っていうか、そんなとこ見られてたんだな。ちょっとだけ恥ずかしい。
「だから、何で宮野は不良になったんだろうって、すごく疑問に思うんだよ。ピアスとか煙草なんて、絶対に止めた方がいいと思う」
「あー、確かにそれには同感だね。私もまーくんにはピアスとか煙草とかは止めてほしいかな……」
愁と天海はそう言って悲しそうな表情をする。
そんなこと言われても、もう煙草は止められないと思う。ピアスは……少し考えてみてもいいけど。いや、無理だな。あいつが許してくれないだろうし。
「悪い、多分止めることはできないと思う。止められるなら、多分それが一番良いんだろうけど」
「そうか……。別にいいんだ。宮野がいいなら、それで」
愁はそう言って悲しそうな顔をする。
そんな風に言われたら、申し訳なく思ってしまう。煙草とかピアスは俺が自分からしたことだから、俺が悪いのに。愁や天海が心配するようなことではないと思う。

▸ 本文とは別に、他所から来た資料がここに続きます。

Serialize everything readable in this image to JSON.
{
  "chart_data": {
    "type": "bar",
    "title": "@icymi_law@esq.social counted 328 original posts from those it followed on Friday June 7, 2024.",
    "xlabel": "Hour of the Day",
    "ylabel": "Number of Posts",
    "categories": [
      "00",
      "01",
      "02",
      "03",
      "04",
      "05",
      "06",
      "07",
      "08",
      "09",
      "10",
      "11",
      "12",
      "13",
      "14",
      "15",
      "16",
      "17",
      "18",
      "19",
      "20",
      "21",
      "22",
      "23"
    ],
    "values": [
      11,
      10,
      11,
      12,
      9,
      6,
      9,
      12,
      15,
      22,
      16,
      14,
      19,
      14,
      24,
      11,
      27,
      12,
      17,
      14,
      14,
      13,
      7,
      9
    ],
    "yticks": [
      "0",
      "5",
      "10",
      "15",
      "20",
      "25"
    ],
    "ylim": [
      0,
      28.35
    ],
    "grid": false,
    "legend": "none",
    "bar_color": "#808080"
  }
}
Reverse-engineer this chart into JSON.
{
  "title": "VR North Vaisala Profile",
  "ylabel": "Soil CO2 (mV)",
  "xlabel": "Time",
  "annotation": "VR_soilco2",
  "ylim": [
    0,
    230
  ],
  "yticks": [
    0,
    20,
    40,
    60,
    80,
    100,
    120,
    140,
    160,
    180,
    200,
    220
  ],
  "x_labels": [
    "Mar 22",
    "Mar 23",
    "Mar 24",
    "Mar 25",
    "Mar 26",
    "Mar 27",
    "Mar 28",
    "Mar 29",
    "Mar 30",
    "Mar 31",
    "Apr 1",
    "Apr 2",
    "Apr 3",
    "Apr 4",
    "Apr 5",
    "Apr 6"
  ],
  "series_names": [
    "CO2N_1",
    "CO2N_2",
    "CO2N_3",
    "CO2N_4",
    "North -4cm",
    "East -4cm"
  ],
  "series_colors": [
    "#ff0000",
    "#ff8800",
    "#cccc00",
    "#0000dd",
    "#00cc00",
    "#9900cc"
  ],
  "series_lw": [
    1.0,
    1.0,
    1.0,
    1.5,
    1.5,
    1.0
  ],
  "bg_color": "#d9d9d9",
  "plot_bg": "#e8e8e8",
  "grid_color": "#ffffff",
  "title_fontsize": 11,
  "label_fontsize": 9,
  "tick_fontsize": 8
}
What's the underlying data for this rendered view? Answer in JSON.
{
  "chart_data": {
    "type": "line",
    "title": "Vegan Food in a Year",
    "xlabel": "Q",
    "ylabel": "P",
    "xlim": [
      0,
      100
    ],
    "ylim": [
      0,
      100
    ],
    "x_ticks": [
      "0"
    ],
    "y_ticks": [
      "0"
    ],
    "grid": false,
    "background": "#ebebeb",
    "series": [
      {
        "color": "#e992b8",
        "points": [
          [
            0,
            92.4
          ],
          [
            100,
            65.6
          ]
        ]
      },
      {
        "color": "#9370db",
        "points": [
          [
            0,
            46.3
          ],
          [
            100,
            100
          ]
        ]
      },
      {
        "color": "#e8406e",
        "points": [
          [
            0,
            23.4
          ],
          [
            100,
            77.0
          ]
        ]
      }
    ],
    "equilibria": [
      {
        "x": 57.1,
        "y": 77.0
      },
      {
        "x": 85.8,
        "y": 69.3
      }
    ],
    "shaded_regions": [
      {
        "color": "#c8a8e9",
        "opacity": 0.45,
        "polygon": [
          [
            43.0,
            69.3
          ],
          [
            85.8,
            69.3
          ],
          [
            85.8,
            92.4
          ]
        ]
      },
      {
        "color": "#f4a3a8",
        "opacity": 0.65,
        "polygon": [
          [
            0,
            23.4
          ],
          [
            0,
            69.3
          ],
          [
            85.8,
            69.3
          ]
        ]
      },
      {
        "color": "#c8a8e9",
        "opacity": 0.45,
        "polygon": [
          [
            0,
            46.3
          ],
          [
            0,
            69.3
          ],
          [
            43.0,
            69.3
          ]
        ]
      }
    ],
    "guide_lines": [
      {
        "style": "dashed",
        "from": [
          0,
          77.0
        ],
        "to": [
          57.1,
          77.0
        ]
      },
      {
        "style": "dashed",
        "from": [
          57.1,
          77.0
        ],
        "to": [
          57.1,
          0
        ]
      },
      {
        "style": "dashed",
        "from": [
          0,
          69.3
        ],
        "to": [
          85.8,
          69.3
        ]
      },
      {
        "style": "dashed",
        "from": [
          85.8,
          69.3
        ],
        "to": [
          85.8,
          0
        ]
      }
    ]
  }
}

「あ、そうそう。俺、神藤にずっと聞きたかったことが……」
俺がそう言うと、神藤は呆れたように言った。
「音楽をずっと聞いてること、だろ」
「えっ、何で分かったんだ?」
「大体いつも同じ質問されるんだよ。まぁ、気になるのも分かるんだけどさ」
神藤は深いため息を吐く。
本当によく聞かれるみたいだな。何だか少し申し訳ない気持ちになってしまう。
「俺は、音楽を聴いていないと落ち着かないんだよ。何か、そういう病気らしい」
「病気!?で、でも、それでちゃんと人の話とか聞き取れるのか……?」
「大体は。でも、たまに聞き取れないときはある。けど、そこまで困ることはない」
「そ、そうか……。それなら良かった」
「……後、五分だけど。宮野、行かなくていいのか」
神藤が部屋の時計を見ながら言う。
「あ、ああ、そうだな。そろそろ行こうかな」
俺はそう言いながら立ち上がった。それを見て、愁は残念そうに俺を見上げながら言った。
「マジか、もう行くのか。じゃあ、また明日、だな」
「ああ、じゃあな愁、神藤。天海は先に家に帰っていてくれ」
「はーい!ご飯作って待ってるね♪」
「いや、作らなくていい。むしろ作らないでくれ」
「むーっ!じゃあ掃除とかしとくもんっ」
そう言いながら、天海はあざとくほっぺたを膨らませた。
悔しいけど、可愛かった。
「ああ、そうしてくれ」
俺はそれだけ言って、愁の部屋を後にした。